The most recent script-stealing allegation is a lawsuit from writer Brian Larsen, who has claimed that the central concept of his project The Swissman was illegally lifted and applied to what would become Ray Donovan. Larsen reportedly developed his idea, which follows a professional “fixer” and his moral conundrum (“whether a fixer has a moral obligation to do the right thing or if he is simply supposed to ‘do his job'”) in 2005, then worked on the script from 2006 to 2009. Pitches were made and meetings booked with Showtime (the home of Ray Donovan) in 2010, but the project stalled, and now Larsen is seeking more than $25,000 in damages and a production halt for Ray Donovan, which was renewed for a second season in July.

Idea theft, and specifically script theft, are nothing new, though it’s certainly been a hotter-than-usual topic recently. Earlier this month, James Cameron won a lawsuit against Gerald Morawski, one of several individuals who felt brain-robbed by the Avatar franchise. Morawski met with Cameron in 1991, during which time he shared “a film project entitled Guardians of Eden, about an epic struggle taking place between evil mining interests that would destroy the planet to satisfy their greed and an indigenous tribe that lives at one with its rainforest environment.” Cameron responded with an epic account of the personal origin of Avatar’s story: daydreaming of becoming a scientist as a child, creating drawings of alien landscapes in high school that would inspire the environment of Avatar’s Pandora, and employing similar themes in his own earlier work (like Xenogenesis). These legal battles are difficult to win, especially when the defendant is prepared to back up his or her idea with decades of evidence.
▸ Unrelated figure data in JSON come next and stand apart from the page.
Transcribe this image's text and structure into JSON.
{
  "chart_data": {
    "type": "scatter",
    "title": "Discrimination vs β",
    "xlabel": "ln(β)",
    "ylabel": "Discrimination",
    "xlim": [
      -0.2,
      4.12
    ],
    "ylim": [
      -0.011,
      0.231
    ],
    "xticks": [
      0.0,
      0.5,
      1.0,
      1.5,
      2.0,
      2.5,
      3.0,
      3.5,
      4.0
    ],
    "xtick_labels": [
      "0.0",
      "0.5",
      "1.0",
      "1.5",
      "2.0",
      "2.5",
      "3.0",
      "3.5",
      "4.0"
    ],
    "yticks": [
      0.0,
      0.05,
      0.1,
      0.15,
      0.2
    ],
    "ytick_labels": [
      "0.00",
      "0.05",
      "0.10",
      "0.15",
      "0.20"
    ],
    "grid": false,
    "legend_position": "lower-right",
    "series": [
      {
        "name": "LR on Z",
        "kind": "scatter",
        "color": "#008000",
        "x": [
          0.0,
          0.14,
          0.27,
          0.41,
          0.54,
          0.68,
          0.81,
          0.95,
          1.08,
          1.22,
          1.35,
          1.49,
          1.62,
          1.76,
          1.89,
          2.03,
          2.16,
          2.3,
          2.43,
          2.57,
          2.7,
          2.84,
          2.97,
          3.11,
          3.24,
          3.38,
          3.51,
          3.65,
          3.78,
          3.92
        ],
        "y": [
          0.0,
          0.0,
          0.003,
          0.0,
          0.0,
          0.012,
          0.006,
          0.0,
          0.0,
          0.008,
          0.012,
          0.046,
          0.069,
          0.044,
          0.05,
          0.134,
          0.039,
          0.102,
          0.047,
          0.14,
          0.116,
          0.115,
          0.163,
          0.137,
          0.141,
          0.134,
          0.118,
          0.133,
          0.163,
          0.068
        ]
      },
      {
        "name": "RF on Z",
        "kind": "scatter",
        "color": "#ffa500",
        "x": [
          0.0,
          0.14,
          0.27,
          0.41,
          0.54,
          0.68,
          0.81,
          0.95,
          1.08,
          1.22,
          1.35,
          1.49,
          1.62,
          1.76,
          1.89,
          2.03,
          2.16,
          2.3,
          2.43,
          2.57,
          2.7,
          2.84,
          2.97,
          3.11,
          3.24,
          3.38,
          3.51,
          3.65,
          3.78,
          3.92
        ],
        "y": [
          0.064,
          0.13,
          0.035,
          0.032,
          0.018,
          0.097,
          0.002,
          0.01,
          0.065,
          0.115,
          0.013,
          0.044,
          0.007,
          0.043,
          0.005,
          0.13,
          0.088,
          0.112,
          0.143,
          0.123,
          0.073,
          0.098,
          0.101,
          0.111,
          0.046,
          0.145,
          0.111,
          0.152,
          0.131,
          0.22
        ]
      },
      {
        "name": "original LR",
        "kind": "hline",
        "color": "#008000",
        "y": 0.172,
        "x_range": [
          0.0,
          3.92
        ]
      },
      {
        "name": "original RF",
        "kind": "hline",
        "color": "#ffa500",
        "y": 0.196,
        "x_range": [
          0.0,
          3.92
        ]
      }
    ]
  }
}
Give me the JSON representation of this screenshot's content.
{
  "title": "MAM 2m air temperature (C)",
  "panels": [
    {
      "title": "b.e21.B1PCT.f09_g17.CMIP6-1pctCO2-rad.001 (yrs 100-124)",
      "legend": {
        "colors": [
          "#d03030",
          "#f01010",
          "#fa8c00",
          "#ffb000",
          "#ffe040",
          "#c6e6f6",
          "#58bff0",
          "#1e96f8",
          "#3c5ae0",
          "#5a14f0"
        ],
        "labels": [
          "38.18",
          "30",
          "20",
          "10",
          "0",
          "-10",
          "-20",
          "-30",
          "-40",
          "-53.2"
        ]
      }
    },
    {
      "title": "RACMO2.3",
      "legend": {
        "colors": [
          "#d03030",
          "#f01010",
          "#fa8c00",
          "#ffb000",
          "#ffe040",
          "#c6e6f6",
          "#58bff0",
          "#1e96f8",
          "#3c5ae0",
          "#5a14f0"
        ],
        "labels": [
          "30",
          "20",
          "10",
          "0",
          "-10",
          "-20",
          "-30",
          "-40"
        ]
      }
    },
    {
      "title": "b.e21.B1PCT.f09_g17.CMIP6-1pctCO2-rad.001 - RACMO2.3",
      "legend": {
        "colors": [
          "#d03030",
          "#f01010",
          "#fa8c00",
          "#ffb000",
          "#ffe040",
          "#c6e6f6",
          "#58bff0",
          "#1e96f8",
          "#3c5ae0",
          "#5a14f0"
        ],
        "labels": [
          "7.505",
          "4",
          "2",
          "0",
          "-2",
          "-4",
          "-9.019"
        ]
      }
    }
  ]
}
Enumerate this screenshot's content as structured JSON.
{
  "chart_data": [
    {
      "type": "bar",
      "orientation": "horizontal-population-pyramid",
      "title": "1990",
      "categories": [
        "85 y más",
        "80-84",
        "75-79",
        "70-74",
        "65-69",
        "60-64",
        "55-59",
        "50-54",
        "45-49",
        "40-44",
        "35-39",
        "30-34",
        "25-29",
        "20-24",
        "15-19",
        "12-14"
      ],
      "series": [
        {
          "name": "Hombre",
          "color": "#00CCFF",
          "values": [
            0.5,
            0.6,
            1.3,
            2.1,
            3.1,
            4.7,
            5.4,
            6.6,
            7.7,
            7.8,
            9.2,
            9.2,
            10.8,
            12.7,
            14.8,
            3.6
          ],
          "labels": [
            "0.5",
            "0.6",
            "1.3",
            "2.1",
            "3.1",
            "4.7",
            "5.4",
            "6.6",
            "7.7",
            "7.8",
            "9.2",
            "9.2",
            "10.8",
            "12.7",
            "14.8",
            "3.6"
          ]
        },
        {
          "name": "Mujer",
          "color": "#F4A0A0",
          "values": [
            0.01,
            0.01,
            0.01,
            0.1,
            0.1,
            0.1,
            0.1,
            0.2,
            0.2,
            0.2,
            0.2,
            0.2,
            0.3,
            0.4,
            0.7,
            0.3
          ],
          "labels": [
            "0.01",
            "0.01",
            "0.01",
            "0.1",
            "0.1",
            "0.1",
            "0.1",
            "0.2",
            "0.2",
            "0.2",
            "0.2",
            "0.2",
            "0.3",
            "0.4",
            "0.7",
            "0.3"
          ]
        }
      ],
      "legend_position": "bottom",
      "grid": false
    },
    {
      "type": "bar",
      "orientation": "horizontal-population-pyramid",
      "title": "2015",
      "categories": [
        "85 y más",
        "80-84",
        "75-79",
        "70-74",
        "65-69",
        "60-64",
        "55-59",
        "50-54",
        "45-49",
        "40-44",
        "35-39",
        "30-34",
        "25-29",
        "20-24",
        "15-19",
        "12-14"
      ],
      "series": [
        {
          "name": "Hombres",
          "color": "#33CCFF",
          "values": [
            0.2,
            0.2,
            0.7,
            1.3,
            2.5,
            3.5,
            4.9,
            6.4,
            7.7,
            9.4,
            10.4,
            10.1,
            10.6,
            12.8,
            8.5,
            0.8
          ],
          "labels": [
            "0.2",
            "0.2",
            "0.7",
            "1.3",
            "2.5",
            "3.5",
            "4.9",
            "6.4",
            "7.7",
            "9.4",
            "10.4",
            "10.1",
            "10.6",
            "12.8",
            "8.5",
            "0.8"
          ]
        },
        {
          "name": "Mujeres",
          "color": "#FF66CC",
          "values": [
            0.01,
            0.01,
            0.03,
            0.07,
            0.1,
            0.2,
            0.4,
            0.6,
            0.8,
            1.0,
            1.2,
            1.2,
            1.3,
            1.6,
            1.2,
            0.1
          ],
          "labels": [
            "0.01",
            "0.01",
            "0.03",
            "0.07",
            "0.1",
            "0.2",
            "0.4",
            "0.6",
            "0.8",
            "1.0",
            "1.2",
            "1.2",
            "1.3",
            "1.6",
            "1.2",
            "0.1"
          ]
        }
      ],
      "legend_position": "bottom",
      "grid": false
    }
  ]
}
The case of Sophia Stewart vs. the Wachowskis, perhaps the most famous modern copyright victory (which also included Cameron, apparently a popular target), turned out to be a hoax. A particularly ambitious party sued Tom Cruise for $1 billion — a perfectly reasonable amount, of course — in December, complaining that Cruise (along with Paramount) had illegally adapted a 1998 script titled Head On into the fourth film in the Mission Impossible series.

But perhaps the most interesting lawsuit in this crowded party was the one filed by writing partners Shari Gold and Stephanie Counts, who backed up their assertion that New Girl was based on their pilot script for Square One with a disconcertingly long list of similar plot elements and details, including nearly identical character descriptions and dynamics (a friend named CeCe/C.C.; a two-timing ex named Spencer; three male roommates, including one who is a “cynical” bartender; the quirky heroine’s post-betrayal striptease). According to the lawsuit, Square One circulated through the William Morris Endeavor offices before landing in the hands of New Girl’s creator Elizabeth Meriwether, who allegedly rewrote it into the adorkable gem it is today; Counts and Gold say they were offered $10,000 in early 2012 to deter them from pursuing legal action, but they declined.

You can’t copyright an idea, only the expression and execution of it, so the onus falls on the prosecuting party to demonstrate that the script was actually read and considered by the defendants as well as proving that the lifted material runs deeper than what can be explained in a brief pitch. That’s a steep battle, and more often than not it favors the defendant — even when the case is pleaded by an impassioned soul bearing evidence, as with writer Reed Martin’s case against the entities responsible for Broken Flowers in 2006 (Martin said of Jim Jarmusch, “This was my life he was stealing, not just my screenplay”), which was decided in favor of Jarmusch the following year.

The only answer is to do away with the legal system entirely in these matters. We can replace them with art galleries, paper bags and “implements.” Everyone cries. We’re all #SORRY, we all throw pink ukuleles at each other and the ideas hanging in the air between us, up for grabs. Problem solved.

UPDATE: Add another suit to the list; Spike Jonze is now being sued for the script for Her.